Surjectivity of differential operators with constant coefficients

Here is another approach. Let $R$ be a non-zero homogeneous polynomial of degree $n$. We want to show that the mapping $Q\mapsto R(\partial)Q$ is surgective from $V_{m+n}$ to $V_m$ where $V_k$ is the space of homogeneous polynomials of degree $k$. Note that $\langle A,B\rangle=[A(\partial)\bar B](0)$ is a scalar product on $V_k$ (with monomials forming an orthogonal basis). If our mapping is not surjective, then there exists a non-zero polynomial $S\in V_m$ such that $\langle S, R(\partial) Q\rangle=\langle S\bar R,Q\rangle=0$ for all $Q\in V_{n+m}$. But $S\bar R$ is a non-zero polynomial, so taking $Q=S\bar R$, we get a contradiction.

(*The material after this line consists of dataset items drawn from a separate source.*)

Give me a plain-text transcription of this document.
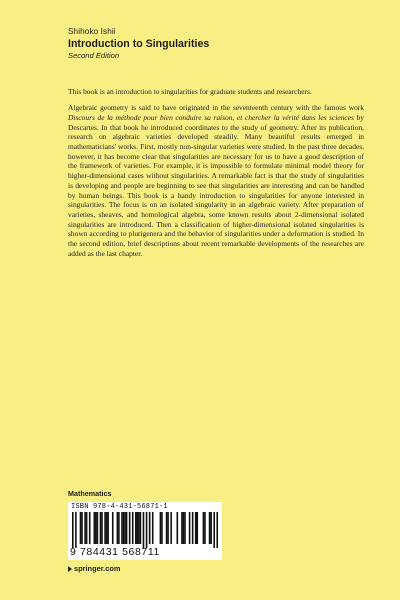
Shihoko Ishii

Introduction to Singularities

Second Edition

This book is an introduction to singularities for graduate students and researchers.

Algebraic geometry is said to have originated in the seventeenth century with the famous work Discours de la méthode pour bien conduire sa raison, et chercher la vérité dans les sciences by Descartes. In that book he introduced coordinates to the study of geometry. After its publication, research on algebraic varieties developed steadily. Many beautiful results emerged in mathematicians' works. First, mostly non-singular varieties were studied. In the past three decades, however, it has become clear that singularities are necessary for us to have a good description of the framework of varieties. For example, it is impossible to formulate minimal model theory for higher-dimensional cases without singularities. A remarkable fact is that the study of singularities is developing and people are beginning to see that singularities are interesting and can be handled by human beings. This book is a handy introduction to singularities for anyone interested in singularities. The focus is on an isolated singularity in an algebraic variety. After preparation of varieties, sheaves, and homological algebra, some known results about 2-dimensional isolated singularities are introduced. Then a classification of higher-dimensional isolated singularities is shown according to plurigenera and the behavior of singularities under a deformation is studied. In the second edition, brief descriptions about recent remarkable developments of the researches are added as the last chapter.

Mathematics

ISBN 978-4-431-56871-1
9 784431 568711
springer.com
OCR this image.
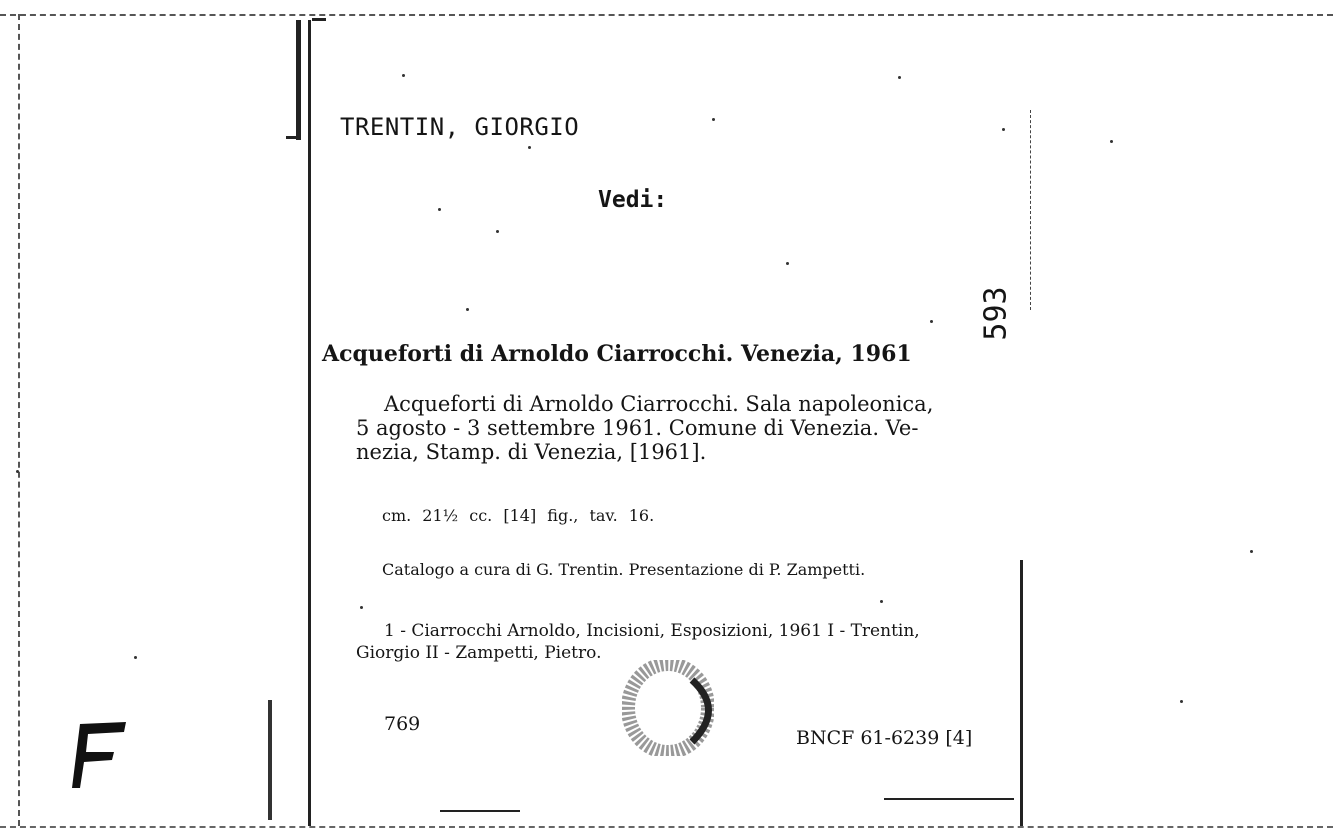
TRENTIN, GIORGIO
Vedi:
Acqueforti di Arnoldo Ciarrocchi. Venezia, 1961
Acqueforti di Arnoldo Ciarrocchi. Sala napoleonica,
5 agosto - 3 settembre 1961. Comune di Venezia. Ve-
nezia, Stamp. di Venezia, [1961].
cm. 21½ cc. [14] fig., tav. 16.
Catalogo a cura di G. Trentin. Presentazione di P. Zampetti.
1 - Ciarrocchi Arnoldo, Incisioni, Esposizioni, 1961 I - Trentin,
Giorgio II - Zampetti, Pietro.
769
BNCF 61-6239 [4]
593
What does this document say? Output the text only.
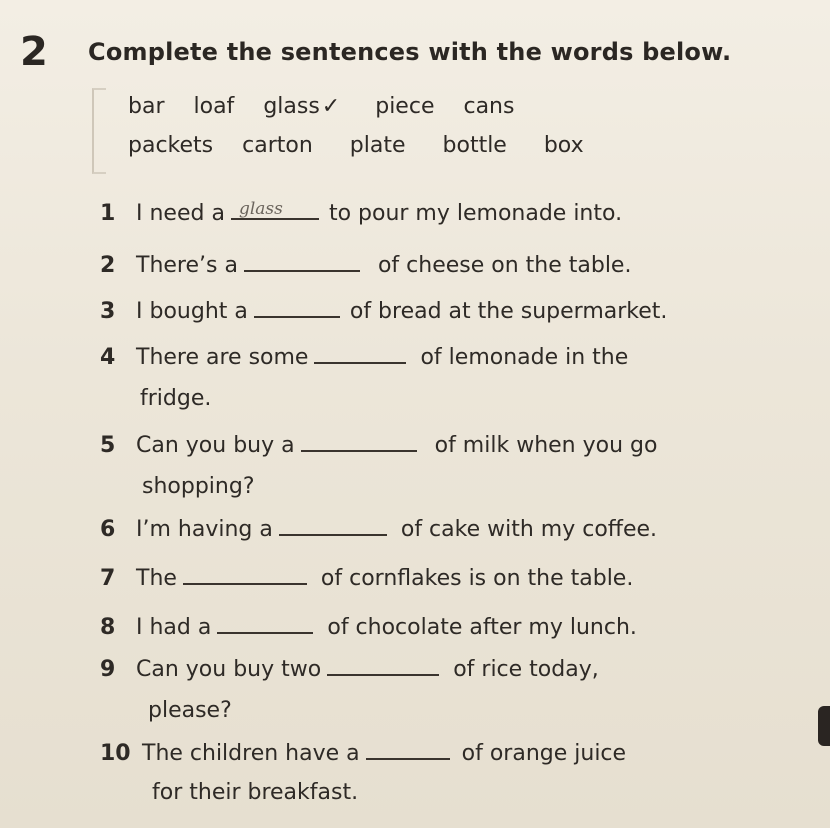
2 Complete the sentences with the words below.
bar loaf glass✓ piece cans
packets carton plate bottle box
1 I need a glass to pour my lemonade into.
2 There’s a	of cheese on the table.
3 I bought a	of bread at the supermarket.
4 There are some	of lemonade in the
fridge.
5 Can you buy a	of milk when you go
shopping?
6 I’m having a	of cake with my coffee.
7 The	of cornflakes is on the table.
8 I had a	of chocolate after my lunch.
9 Can you buy two	of rice today,
please?
10 The children have a	of orange juice
for their breakfast.
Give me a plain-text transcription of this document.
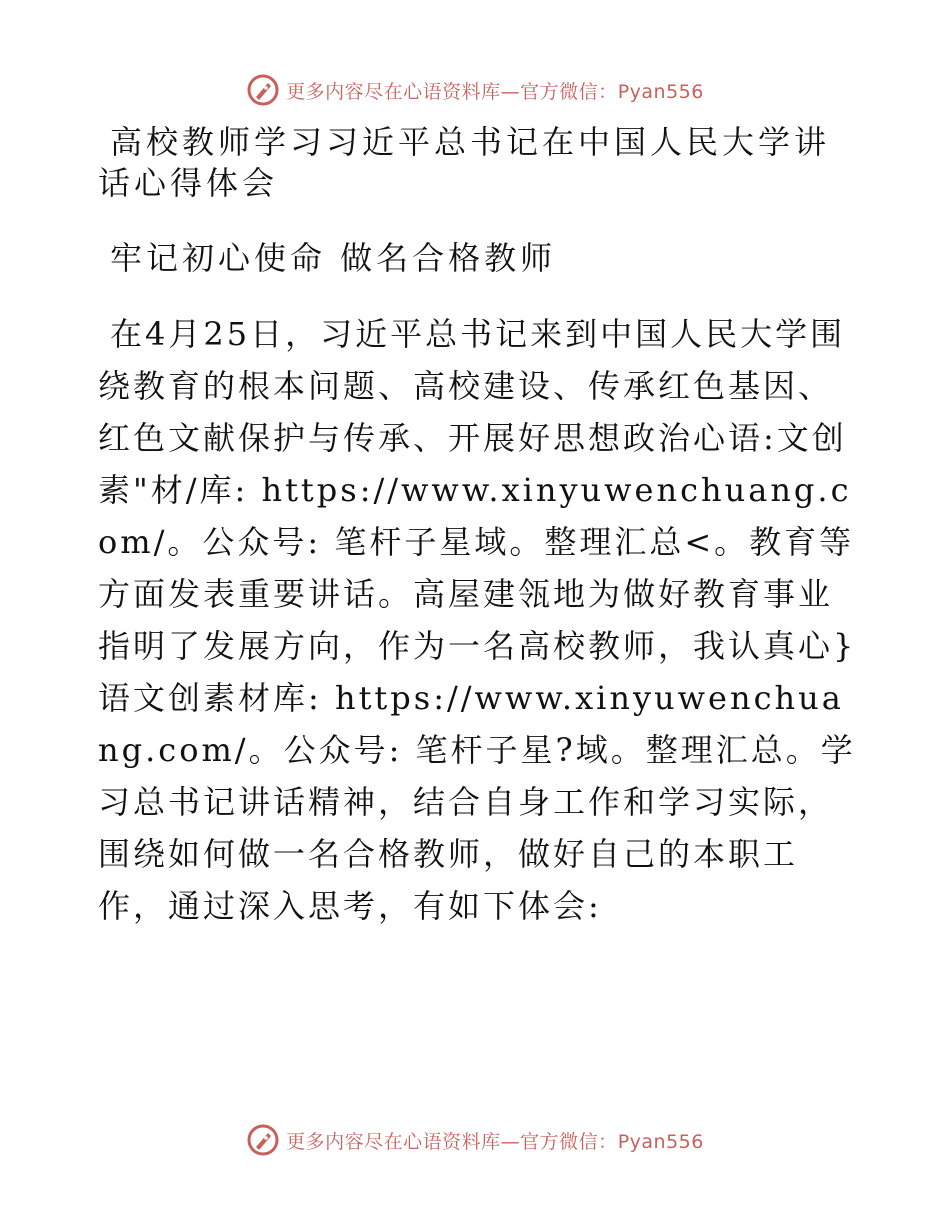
更多内容尽在心语资料库—官方微信：Pyan556
高校教师学习习近平总书记在中国人民大学讲话心得体会
牢记初心使命 做名合格教师

在4月25日，习近平总书记来到中国人民大学围绕教育的根本问题、高校建设、传承红色基因、红色文献保护与传承、开展好思想政治心语:文创素"材/库: https://www.xinyuwenchuang.com/。公众号: 笔杆子星域。整理汇总<。教育等方面发表重要讲话。高屋建瓴地为做好教育事业指明了发展方向，作为一名高校教师，我认真心}语文创素材库: https://www.xinyuwenchuang.com/。公众号: 笔杆子星?域。整理汇总。学习总书记讲话精神，结合自身工作和学习实际，围绕如何做一名合格教师，做好自己的本职工作，通过深入思考，有如下体会:

更多内容尽在心语资料库—官方微信：Pyan556
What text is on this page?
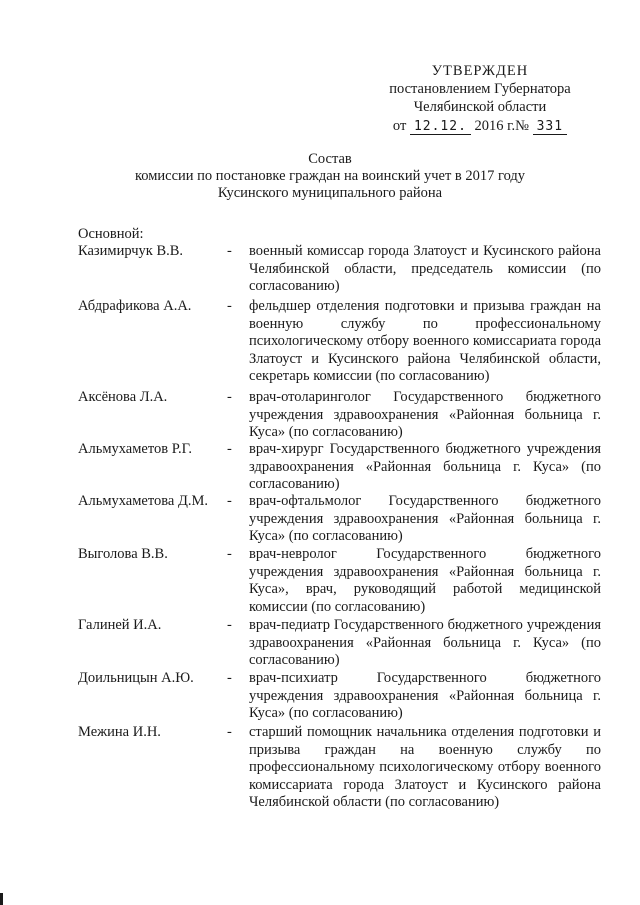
УТВЕРЖДЕН
постановлением Губернатора
Челябинской области
от 12.12. 2016 г.№ 331
Состав
комиссии по постановке граждан на воинский учет в 2017 году
Кусинского муниципального района
Основной:
Казимирчук В.В.	- военный комиссар города Златоуст и Кусинского района Челябинской области, председатель комиссии (по согласованию)
Абдрафикова А.А.	- фельдшер отделения подготовки и призыва граждан на военную службу по профессиональному психологическому отбору военного комиссариата города Златоуст и Кусинского района Челябинской области, секретарь комиссии (по согласованию)
Аксёнова Л.А.	- врач-отоларинголог Государственного бюджетного учреждения здравоохранения «Районная больница г. Куса» (по согласованию)
Альмухаметов Р.Г.	- врач-хирург Государственного бюджетного учреждения здравоохранения «Районная больница г. Куса» (по согласованию)
Альмухаметова Д.М.	- врач-офтальмолог Государственного бюджетного учреждения здравоохранения «Районная больница г. Куса» (по согласованию)
Выголова В.В.	- врач-невролог Государственного бюджетного учреждения здравоохранения «Районная больница г. Куса», врач, руководящий работой медицинской комиссии (по согласованию)
Галиней И.А.	- врач-педиатр Государственного бюджетного учреждения здравоохранения «Районная больница г. Куса» (по согласованию)
Доильницын А.Ю.	- врач-психиатр Государственного бюджетного учреждения здравоохранения «Районная больница г. Куса» (по согласованию)
Межина И.Н.	- старший помощник начальника отделения подготовки и призыва граждан на военную службу по профессиональному психологическому отбору военного комиссариата города Златоуст и Кусинского района Челябинской области (по согласованию)
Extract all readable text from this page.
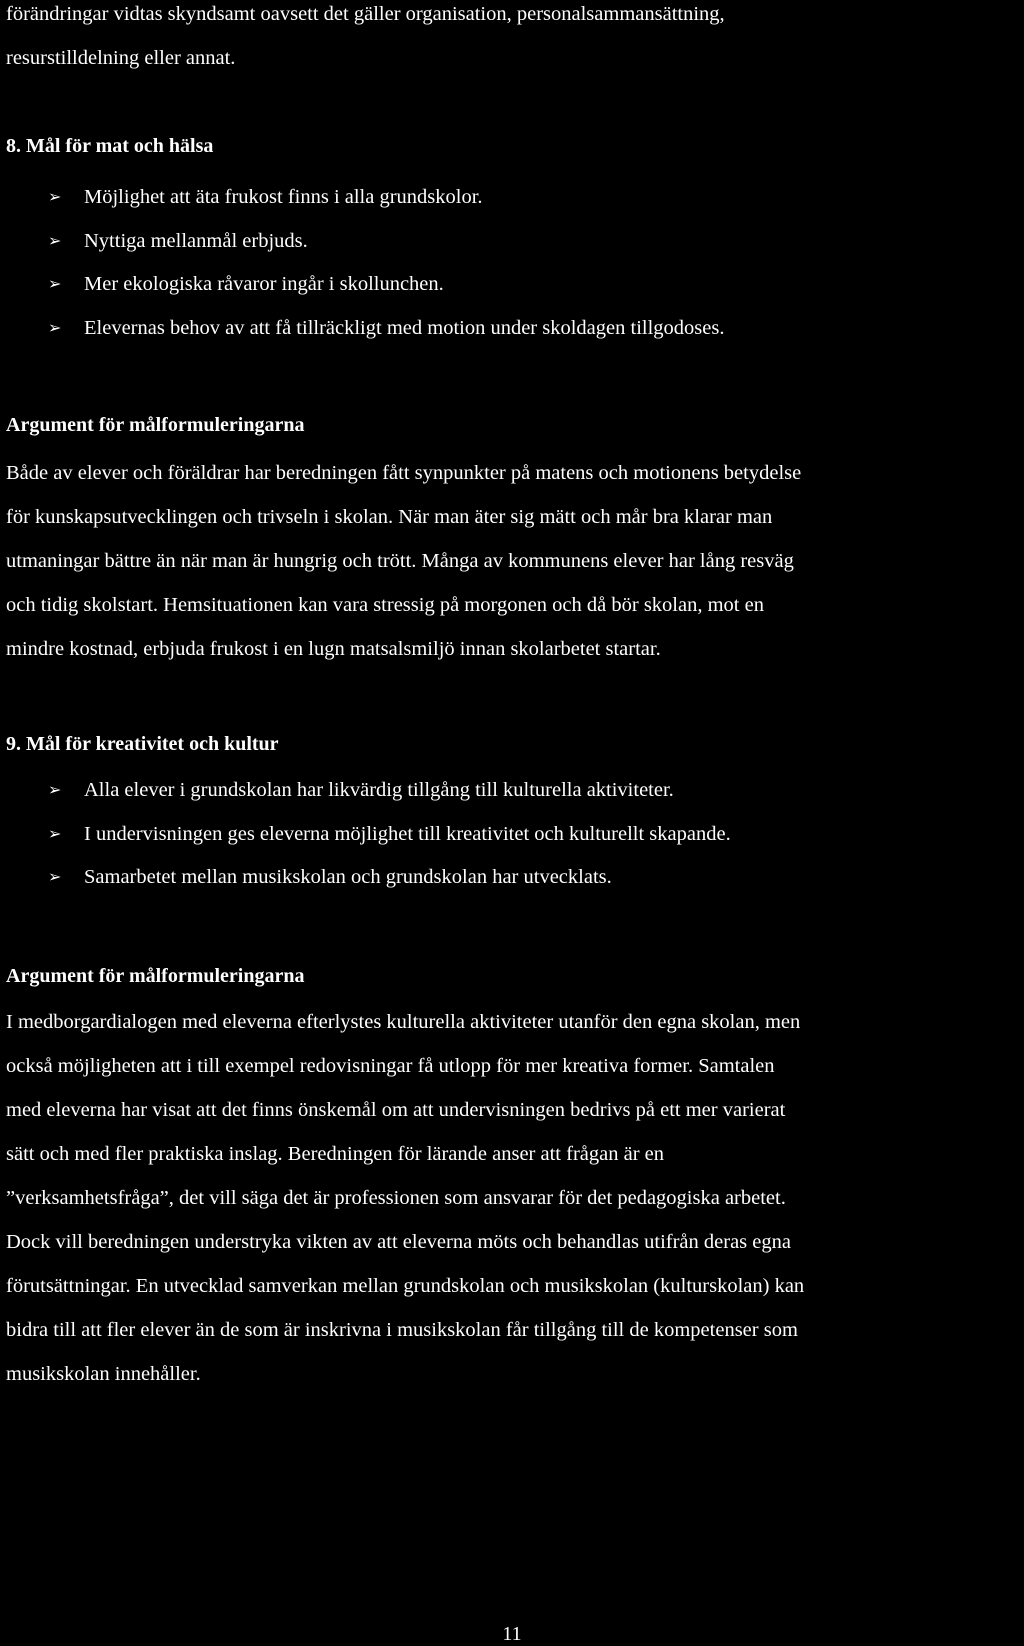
förändringar vidtas skyndsamt oavsett det gäller organisation, personalsammansättning,
resurstilldelning eller annat.

8. Mål för mat och hälsa
➢ Möjlighet att äta frukost finns i alla grundskolor.
➢ Nyttiga mellanmål erbjuds.
➢ Mer ekologiska råvaror ingår i skollunchen.
➢ Elevernas behov av att få tillräckligt med motion under skoldagen tillgodoses.
Argument för målformuleringarna

Både av elever och föräldrar har beredningen fått synpunkter på matens och motionens betydelse
för kunskapsutvecklingen och trivseln i skolan. När man äter sig mätt och mår bra klarar man
utmaningar bättre än när man är hungrig och trött. Många av kommunens elever har lång resväg
och tidig skolstart. Hemsituationen kan vara stressig på morgonen och då bör skolan, mot en
mindre kostnad, erbjuda frukost i en lugn matsalsmiljö innan skolarbetet startar.

9. Mål för kreativitet och kultur
➢ Alla elever i grundskolan har likvärdig tillgång till kulturella aktiviteter.
➢ I undervisningen ges eleverna möjlighet till kreativitet och kulturellt skapande.
➢ Samarbetet mellan musikskolan och grundskolan har utvecklats.
Argument för målformuleringarna

I medborgardialogen med eleverna efterlystes kulturella aktiviteter utanför den egna skolan, men
också möjligheten att i till exempel redovisningar få utlopp för mer kreativa former. Samtalen
med eleverna har visat att det finns önskemål om att undervisningen bedrivs på ett mer varierat
sätt och med fler praktiska inslag. Beredningen för lärande anser att frågan är en
”verksamhetsfråga”, det vill säga det är professionen som ansvarar för det pedagogiska arbetet.
Dock vill beredningen understryka vikten av att eleverna möts och behandlas utifrån deras egna
förutsättningar. En utvecklad samverkan mellan grundskolan och musikskolan (kulturskolan) kan
bidra till att fler elever än de som är inskrivna i musikskolan får tillgång till de kompetenser som
musikskolan innehåller.

11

Too long for a comment. I want to use a version of the Lojaciewicz theorem of division of distributions by an analytic function (in fact Hörmander's result of division by a polynomial). We may assume that $P(x) =x^\alpha=x_1^{\alpha_1}\dots x_n^{\alpha_n}$ a monomial homogeneous with degree $\vert \alpha\vert=\alpha_1+\dots +\alpha_n$. Let us replace your notation $D$ by an operator $$A(D)=\sum_{\vert \beta\vert =m}a_\beta D^\beta,\quad D=-i\nabla.$$ The question at hand is to find an homogeneous polynomial $Q$ such that $ A(D) Q= x^\alpha. $ By Fourier transformation, it is equivalent to solve $$ A(\xi)\widehat Q(\xi)=i^{\vert \alpha\vert}\delta^{(\alpha)}, $$ which means divide a derivative of the Dirac mass by an homogeneous ($A$ is assumed to be non-zero) polynomial. It is indeed possible by the aforementioned results of division and we find that $\widehat Q$ is homogeneous with degree $-n-\vert \alpha\vert-m$, so that $Q$ is homogeneous with degree $\vert \alpha\vert+m$. Moreover $\widehat Q$ is supported at the origin, proving that $Q$ is a polynomial.